Für das 29-Euro-Ticket im Tarifbereich AB musste Berlin lange mit Brandenburg ringen. Am Ende steht eine Liste von Zusagen der Bundeshauptstadt. Die Kostenübernahme ist dabei längst nicht der wichtigste Kompromiss. Von Sebastian Schöbel

Eigentlich schien das Berliner 29-Euro-Ticket schon fast verloren: Zu entschieden wies Brandenburg den Vorstoß der Bundeshauptstadt zurück, im Alleingang ein vergünstigtes ÖPNV-Angebot nur für Berlinerinnen und Berliner zu schaffen.

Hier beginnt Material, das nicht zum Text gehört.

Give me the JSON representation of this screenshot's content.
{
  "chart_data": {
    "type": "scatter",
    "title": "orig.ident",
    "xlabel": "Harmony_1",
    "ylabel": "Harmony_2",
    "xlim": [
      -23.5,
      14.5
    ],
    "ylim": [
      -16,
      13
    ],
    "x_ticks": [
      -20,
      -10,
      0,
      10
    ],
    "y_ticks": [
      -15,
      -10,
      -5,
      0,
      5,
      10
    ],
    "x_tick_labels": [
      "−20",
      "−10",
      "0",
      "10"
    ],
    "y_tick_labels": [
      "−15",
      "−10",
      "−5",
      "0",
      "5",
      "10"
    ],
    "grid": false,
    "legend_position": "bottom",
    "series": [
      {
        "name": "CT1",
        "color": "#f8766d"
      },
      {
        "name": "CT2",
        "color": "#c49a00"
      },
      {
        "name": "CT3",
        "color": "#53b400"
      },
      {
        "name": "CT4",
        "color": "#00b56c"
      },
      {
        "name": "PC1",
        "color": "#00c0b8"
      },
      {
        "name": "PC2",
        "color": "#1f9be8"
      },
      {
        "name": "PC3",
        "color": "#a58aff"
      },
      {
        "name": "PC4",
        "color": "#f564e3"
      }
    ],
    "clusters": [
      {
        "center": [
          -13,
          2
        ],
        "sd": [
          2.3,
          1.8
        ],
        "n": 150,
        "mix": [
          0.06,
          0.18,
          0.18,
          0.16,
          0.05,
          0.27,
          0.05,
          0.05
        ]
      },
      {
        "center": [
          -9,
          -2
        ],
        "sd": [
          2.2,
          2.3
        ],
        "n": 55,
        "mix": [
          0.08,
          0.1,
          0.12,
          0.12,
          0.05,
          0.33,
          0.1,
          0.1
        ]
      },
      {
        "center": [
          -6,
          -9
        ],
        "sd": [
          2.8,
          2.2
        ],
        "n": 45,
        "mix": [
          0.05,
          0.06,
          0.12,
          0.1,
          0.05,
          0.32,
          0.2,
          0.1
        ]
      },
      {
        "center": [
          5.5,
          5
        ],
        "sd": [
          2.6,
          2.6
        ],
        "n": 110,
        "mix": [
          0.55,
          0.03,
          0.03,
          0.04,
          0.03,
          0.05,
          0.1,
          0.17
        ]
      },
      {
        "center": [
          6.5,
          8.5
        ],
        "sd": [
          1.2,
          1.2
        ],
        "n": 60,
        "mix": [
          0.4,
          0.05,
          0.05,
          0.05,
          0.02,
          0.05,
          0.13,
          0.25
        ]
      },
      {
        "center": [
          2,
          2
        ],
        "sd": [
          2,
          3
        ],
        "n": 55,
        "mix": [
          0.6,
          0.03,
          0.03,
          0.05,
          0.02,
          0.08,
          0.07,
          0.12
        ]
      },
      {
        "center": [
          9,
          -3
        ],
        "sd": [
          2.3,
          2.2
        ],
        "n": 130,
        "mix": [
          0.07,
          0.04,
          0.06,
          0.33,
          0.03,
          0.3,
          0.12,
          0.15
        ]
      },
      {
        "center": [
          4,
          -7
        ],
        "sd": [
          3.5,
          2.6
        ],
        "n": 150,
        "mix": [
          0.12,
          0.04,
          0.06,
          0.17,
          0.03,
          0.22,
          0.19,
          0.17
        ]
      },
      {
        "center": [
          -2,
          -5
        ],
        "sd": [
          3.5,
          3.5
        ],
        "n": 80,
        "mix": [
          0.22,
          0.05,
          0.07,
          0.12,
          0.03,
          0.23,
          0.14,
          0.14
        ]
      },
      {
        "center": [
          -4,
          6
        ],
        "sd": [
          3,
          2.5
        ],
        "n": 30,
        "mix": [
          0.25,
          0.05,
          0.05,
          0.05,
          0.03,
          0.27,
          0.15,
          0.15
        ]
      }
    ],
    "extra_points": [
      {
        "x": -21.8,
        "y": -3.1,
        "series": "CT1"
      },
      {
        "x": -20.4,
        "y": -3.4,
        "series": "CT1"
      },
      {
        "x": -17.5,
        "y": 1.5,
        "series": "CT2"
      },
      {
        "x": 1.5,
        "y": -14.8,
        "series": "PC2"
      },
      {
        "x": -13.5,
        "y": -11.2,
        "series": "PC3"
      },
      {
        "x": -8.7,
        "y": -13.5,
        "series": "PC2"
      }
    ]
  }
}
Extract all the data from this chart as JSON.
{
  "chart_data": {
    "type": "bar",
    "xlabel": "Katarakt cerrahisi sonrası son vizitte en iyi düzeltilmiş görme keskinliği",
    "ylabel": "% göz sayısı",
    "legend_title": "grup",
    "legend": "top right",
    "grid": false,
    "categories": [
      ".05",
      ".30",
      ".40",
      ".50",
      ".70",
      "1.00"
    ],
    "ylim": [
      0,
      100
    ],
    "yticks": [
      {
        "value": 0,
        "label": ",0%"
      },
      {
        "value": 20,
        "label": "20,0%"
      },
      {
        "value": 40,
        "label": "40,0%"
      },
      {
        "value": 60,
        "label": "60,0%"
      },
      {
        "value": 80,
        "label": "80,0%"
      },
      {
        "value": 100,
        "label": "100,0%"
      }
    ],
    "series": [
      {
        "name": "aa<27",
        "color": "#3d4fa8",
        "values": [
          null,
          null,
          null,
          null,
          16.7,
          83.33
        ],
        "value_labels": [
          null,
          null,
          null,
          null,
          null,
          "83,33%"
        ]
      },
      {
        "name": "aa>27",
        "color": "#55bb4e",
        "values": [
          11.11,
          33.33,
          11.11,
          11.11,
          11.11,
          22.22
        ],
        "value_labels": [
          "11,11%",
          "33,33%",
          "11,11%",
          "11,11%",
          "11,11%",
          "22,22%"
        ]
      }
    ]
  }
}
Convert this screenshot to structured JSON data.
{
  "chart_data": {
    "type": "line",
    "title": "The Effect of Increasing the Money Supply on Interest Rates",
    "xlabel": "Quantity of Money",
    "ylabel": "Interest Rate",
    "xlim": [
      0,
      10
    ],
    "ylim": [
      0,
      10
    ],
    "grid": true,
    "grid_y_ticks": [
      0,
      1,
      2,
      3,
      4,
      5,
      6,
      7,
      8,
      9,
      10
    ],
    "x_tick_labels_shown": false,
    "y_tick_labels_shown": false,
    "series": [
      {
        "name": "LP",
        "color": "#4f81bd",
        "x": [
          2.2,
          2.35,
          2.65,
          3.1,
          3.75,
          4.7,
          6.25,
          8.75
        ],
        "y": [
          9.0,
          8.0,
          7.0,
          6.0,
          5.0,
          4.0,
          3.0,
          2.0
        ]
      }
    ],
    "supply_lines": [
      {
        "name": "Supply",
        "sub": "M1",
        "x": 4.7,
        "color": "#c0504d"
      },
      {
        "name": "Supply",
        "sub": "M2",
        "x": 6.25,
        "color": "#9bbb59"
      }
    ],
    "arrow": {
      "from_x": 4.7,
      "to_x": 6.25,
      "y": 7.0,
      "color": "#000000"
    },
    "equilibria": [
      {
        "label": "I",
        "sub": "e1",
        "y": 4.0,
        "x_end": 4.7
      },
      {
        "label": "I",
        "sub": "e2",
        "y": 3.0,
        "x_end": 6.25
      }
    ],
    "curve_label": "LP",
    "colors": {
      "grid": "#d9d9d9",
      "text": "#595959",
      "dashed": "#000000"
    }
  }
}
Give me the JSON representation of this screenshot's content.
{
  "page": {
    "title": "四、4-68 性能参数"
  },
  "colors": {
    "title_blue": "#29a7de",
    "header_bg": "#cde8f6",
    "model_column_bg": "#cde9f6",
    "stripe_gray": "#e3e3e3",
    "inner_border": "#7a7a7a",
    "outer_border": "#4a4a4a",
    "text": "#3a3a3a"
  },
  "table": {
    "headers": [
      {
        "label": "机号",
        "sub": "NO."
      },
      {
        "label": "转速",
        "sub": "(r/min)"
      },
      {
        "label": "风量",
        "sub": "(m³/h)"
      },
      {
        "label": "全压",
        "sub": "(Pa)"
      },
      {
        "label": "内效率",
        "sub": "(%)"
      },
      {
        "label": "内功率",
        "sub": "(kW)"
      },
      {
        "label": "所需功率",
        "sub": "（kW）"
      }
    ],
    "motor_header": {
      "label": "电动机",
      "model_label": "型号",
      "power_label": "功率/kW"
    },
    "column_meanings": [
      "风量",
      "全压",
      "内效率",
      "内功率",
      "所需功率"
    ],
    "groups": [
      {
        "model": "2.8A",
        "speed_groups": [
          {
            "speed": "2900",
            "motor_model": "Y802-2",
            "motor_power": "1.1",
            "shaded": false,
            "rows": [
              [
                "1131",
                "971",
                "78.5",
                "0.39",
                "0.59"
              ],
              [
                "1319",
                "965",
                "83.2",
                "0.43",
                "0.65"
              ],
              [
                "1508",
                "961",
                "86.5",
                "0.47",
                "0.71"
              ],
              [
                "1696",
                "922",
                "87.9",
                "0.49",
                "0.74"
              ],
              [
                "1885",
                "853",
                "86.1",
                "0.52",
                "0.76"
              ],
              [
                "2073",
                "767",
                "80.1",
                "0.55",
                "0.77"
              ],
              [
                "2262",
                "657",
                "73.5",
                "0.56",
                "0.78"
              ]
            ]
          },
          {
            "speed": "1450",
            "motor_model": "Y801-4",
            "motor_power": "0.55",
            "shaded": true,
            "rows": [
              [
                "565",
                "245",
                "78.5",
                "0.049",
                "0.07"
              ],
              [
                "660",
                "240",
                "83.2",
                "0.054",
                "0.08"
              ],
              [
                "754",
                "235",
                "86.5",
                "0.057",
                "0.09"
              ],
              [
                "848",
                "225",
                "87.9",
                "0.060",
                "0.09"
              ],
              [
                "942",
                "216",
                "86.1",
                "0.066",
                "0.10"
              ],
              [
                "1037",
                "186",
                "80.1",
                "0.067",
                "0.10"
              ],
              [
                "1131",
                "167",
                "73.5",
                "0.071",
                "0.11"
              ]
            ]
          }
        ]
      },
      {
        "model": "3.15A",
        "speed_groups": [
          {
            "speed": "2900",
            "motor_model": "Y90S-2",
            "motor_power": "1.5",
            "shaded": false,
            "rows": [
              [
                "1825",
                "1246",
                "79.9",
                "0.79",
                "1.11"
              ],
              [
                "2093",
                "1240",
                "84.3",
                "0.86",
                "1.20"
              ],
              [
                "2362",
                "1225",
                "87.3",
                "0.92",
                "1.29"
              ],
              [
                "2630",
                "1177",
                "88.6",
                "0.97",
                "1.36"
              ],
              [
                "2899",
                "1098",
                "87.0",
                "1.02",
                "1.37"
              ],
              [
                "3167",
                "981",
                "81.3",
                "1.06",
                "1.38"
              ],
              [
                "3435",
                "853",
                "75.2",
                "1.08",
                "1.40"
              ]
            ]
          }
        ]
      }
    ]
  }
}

Die Sorgen auf märkischer Seite um Einnahmeausfälle und verärgerte Pendler waren groß. Mancher witterte auch ein kostspieliges Wahlkampfgeschenk der rot-grün-roten Berliner Regierung, nur wenige Monate vor möglichen Nachwahlen. Entsprechend nervös war die Regierende Bürgermeisterin Franziska Giffey am Donnerstagmorgen. "Das muss heute klappen", sagte sie auf Nachfrage des rbb, und ballte die Fäuste.

Unsicher bis zur letzten Minute

Ihre Anspannung war nicht gespielt: Ein Brandenburger Landrat - ausgerechnet mit SPD-Parteibuch - drohte gar, die eilig einberufene Aufsichtsratssitzung des VBB platzen zu lassen. Nur mit viel Telefon-Diplomatie konnte der Märkisch-Oderländer wieder beruhigt werden. Die Sitzung fand statt.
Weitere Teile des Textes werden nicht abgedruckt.